In diesem Experten-Interview fragen wir nach: Worin wird sich die Arbeitswelt 2030 von jener von 2023 unterscheiden und welche Bedürfnisse wird es seitens der Mitarbeitenden, Führungskräfte und Unternehmensleitung geben?

Interview-Partner

  • Mag. Julia Ringhofer-Müllner ist Leiterin des Masters Personal, Organisation & Strategie an der FH Wiener Neustadt. Sie verfügt über langjährige Lehrerfahrung in den Bereichen Personalmanagement, Organisation und Leadership. Praxiserfahrung hat sie in namhaften österreichischen Personalberatungs-unternehmen gesammelt. Sie forscht zu Change-Prozessen in der öffentlichen Verwaltung.
Julia Ringhofer-Müllner, FH Wiener Neustadt
  • Dipl.-Psych. Dr. Ralph Sichler, Leiter des Instituts für Management und Leadership Development an der FH Wiener Neustadt, lehrt und forscht in den Bereichen New Work, Leadership, angewandte Ethik und Agile Organisation. Er ist Autor wissenschaftlicher Beiträge und Bücher sowie Mitglied des Editorial Boards diverser wissenschaftlicher Zeitschriften.
     
  • Business Tagung: Arbeitswelt 2030
    www.fhwn.ac.at/events/business-tagung
Julia Ringhofer-Müllner, FH Wiener Neustadt

Arbeitswelt 2030

Worin wird sich die Arbeitswelt 2030 grundlegend von jener von 2023 unterscheiden?

Dr. Ralph Sichler: Unsere Arbeitswelt durchläuft ja schon seit einiger Zeit einen fortwährenden Wandel. Die Veränderung der Demographie, der Kulturwandel in vielen Unternehmen, Nachhaltigkeitsthemen und andere Herausforderungen kennt man schon länger. Sicherlich wird es gravierende Erneuerungen bei der Digitalisierung geben. Job Profile werden sich teilweise stark ändern. Dabei wird es nicht nur auf die immer wichtiger werdende Digital Literacy der Beschäftigten ankommen, sondern auch um einen verantwortungsvollen und humanen Einsatz digitaler Technologien. Hier bietet der sogenannte Digitale Humanismus einen vielversprechenden Zugang. Dabei wird davon ausgegangen, dass der Einsatz von Digital Tools letztendlich nur dann gerechtfertigt ist, wenn es dadurch zu einer nachhaltigen Verbesserung der Arbeitssituation der Menschen kommt.

Wie wird sich die Arbeit von HR-Verantwortlichen dadurch in Zukunft ändern?

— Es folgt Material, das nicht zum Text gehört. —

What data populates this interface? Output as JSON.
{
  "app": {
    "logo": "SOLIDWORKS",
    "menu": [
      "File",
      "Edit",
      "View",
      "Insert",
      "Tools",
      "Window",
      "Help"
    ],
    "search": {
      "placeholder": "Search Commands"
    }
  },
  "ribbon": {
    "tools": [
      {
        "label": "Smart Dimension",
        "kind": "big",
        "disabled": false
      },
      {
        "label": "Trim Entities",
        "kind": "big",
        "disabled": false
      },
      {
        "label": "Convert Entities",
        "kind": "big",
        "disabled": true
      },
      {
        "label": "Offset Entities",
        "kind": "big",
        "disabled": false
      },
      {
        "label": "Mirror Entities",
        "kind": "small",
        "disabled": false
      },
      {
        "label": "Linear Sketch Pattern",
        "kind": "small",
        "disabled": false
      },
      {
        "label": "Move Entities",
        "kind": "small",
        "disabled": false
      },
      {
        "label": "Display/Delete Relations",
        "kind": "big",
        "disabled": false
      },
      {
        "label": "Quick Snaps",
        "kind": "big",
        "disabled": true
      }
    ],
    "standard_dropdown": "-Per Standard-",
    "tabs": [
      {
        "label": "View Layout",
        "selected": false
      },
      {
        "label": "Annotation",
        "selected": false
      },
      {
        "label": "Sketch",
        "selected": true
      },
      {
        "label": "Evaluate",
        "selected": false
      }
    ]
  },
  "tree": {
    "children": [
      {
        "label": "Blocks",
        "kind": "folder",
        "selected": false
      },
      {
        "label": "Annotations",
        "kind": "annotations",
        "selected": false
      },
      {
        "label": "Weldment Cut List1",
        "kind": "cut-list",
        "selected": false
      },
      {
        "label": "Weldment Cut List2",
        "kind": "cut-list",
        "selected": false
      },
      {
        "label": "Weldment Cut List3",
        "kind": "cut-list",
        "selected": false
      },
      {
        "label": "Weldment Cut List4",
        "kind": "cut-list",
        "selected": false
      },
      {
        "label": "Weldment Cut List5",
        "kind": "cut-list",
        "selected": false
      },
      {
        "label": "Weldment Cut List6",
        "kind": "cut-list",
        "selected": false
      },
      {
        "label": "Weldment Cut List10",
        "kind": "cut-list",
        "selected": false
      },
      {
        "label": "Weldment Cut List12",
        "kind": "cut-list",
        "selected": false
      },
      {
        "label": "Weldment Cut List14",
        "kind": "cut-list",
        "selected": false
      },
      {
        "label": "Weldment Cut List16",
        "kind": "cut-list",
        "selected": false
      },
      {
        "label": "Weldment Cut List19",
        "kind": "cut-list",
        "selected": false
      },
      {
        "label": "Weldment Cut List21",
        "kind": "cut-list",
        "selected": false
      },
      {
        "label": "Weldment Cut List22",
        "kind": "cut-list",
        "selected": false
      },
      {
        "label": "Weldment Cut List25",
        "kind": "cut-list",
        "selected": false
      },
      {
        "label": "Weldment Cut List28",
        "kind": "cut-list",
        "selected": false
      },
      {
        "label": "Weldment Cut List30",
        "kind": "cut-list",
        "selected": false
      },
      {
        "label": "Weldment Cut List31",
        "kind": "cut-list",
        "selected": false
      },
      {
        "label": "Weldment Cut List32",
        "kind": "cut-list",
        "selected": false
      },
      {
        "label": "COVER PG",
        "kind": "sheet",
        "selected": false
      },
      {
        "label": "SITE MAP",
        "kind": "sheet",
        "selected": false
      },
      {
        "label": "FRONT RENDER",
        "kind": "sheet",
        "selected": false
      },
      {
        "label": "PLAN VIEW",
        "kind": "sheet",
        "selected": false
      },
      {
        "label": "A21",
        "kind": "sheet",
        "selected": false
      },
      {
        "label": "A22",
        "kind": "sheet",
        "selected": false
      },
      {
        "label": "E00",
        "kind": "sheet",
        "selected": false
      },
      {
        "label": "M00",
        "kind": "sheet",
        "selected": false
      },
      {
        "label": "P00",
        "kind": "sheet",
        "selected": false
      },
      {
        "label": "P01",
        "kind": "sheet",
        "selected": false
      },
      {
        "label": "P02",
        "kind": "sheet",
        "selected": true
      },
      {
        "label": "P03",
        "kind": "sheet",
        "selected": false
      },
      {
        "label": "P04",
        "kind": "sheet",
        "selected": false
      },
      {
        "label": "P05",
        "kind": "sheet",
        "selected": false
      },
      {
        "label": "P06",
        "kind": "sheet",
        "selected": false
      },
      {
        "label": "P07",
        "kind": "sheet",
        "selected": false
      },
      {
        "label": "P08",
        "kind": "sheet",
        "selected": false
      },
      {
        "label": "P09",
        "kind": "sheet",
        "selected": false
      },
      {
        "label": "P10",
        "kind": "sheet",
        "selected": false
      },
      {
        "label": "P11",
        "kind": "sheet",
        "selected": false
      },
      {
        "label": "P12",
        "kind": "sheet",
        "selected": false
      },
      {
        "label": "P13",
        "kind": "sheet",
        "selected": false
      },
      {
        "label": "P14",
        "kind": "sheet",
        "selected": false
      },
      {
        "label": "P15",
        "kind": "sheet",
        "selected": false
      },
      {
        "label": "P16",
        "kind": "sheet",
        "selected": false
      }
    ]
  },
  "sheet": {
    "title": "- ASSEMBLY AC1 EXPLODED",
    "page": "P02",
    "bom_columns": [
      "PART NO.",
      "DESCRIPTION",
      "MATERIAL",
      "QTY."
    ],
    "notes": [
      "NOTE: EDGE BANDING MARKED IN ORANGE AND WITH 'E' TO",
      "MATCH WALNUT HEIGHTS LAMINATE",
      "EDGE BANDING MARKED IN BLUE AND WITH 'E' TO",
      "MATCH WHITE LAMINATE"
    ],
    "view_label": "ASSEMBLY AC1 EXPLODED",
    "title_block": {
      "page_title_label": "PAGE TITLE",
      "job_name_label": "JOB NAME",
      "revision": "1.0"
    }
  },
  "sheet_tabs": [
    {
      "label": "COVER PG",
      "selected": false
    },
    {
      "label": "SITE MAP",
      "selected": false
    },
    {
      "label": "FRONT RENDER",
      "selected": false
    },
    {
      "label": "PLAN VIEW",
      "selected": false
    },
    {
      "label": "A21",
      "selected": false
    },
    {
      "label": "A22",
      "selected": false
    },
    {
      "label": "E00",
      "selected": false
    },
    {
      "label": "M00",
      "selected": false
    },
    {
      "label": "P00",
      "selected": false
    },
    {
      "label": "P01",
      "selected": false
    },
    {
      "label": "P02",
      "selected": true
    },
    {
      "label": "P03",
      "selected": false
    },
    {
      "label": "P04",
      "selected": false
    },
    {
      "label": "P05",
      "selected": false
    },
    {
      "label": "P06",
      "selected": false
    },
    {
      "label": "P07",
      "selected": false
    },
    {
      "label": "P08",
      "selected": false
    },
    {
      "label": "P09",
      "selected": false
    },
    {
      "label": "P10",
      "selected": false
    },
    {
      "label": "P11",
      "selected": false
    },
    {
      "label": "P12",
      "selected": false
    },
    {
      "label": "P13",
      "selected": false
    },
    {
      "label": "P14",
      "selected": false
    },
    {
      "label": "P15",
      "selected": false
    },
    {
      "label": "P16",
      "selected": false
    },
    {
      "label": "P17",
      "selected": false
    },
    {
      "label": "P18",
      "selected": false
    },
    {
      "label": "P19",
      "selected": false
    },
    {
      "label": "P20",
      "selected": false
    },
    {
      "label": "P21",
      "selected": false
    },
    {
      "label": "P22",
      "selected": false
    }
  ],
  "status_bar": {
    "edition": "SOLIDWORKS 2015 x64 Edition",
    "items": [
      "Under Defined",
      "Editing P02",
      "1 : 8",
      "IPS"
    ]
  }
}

Mag. Julia Ringhofer-Müllner: HR wird hier besonders gefragt sein, um entsprechende Strukturen zu schaffen. Werden HR-Verantwortliche nach den Entwicklungen in ihrem Berufsstand gefragt, so sind es neben der Digitalisierung und dem damit einhergehenden Wunsch nach mehr Flexibilität wie z.B. die Möglichkeit von Homeoffice, vor allem der bereits erwähnte demografische Wandel und das Thema Nachhaltigkeit, die diese beschäftigen. Dies erfordert von Personalisten nicht nur neue Kompetenzen, sondern wird auch als Gesamtes deren Berufsbild verändern. Personalbezogene Maßnahmen sind langfristig, ganzheitlich und selektiv zu setzen. Es ist daher zu erwarten, dass Personalverantwortliche künftig stärker in die Rolle des strategischen Partners der Unternehmensleitung schlüpfen.

Bedürfnisse der Mitarbeitenden

Welche Bedürfnisse wird es konkret auf Seiten der Mitarbeitenden geben & wie sollen sich Unternehmen bereits jetzt darauf einstellen?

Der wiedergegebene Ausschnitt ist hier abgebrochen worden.